Although quite short, the Soviet Marxist-Leninist theorist Sobolev makes excellent use of the limited pages to elucidate the state form of people's democracy as a form of the dictatorship of the proletariat, explaining in genius terms, making use of extensive quotations from the Marxist classics, the conditions under which people's democracy was born, the stages people's democracy goes through as it transitions from a dictatorship of the proletariat and peasantry to a dictatorship of the proletariat, why it didn't take root in Western Europe, and how it differs from the Soviet form of dictatorship of the proletariat as the highest form.

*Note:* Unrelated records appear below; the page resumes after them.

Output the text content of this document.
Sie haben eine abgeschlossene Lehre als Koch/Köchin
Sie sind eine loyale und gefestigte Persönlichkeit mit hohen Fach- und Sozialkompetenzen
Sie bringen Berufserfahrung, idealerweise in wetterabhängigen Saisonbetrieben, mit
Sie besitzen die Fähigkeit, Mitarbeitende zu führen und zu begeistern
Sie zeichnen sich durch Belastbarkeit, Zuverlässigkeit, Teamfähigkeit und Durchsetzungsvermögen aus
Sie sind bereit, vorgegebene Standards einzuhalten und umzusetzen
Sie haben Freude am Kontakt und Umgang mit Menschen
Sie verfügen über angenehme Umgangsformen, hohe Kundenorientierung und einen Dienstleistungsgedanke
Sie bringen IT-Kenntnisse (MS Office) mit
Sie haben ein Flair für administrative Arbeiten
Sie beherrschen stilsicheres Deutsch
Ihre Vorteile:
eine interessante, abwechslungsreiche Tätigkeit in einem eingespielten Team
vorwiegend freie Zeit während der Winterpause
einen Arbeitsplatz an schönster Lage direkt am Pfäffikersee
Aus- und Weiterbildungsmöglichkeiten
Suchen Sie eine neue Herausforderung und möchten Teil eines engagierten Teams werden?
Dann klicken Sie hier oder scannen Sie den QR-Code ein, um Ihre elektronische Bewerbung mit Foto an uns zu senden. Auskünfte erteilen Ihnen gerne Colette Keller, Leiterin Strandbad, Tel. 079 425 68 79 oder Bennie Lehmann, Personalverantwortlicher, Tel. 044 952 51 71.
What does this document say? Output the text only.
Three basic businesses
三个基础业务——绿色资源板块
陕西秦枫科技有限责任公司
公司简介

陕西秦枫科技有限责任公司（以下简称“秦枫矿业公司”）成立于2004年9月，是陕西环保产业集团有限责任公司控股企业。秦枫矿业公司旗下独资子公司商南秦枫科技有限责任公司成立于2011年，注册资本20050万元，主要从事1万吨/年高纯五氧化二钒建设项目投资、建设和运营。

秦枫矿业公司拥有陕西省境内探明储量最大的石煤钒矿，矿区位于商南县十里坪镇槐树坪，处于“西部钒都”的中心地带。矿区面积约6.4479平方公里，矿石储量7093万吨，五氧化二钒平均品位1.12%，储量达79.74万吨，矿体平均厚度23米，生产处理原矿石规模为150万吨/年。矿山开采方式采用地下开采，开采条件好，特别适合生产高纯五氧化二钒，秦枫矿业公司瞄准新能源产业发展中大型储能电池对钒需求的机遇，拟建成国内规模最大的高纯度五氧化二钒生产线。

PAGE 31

Even though all of the people's democracies have ceased to exist today as Vietnam, China, and the DPRK proceeded from the road of socialist construction to the road of preserving capitalism under the leadership of their respective opportunists and people's democracy in Europe was liquidated in the period of 1953-56, this book still has a lot to offer first in both understanding people's democracy as a form of the dictatorship of the proletariat (especially after the Khrushchevites, Titoites, and Maoists so distorted it) and the correct Leninist-Stalinist policies pursued after WWII, and also in understanding just how the revisionists distorted the concept of people's democracy, transforming it into bourgeois democracy everywhere, a feature that is especially evident by comparing this work and Stalin's writings with the opportunist theories of Mao Tse-Tung who rejected the course of socialist construction in China.
All in all, an excellent work, its only shortcomings being in some parts where it deals with other forms of proletarian dictatorship apart from the soviets and people's democracy.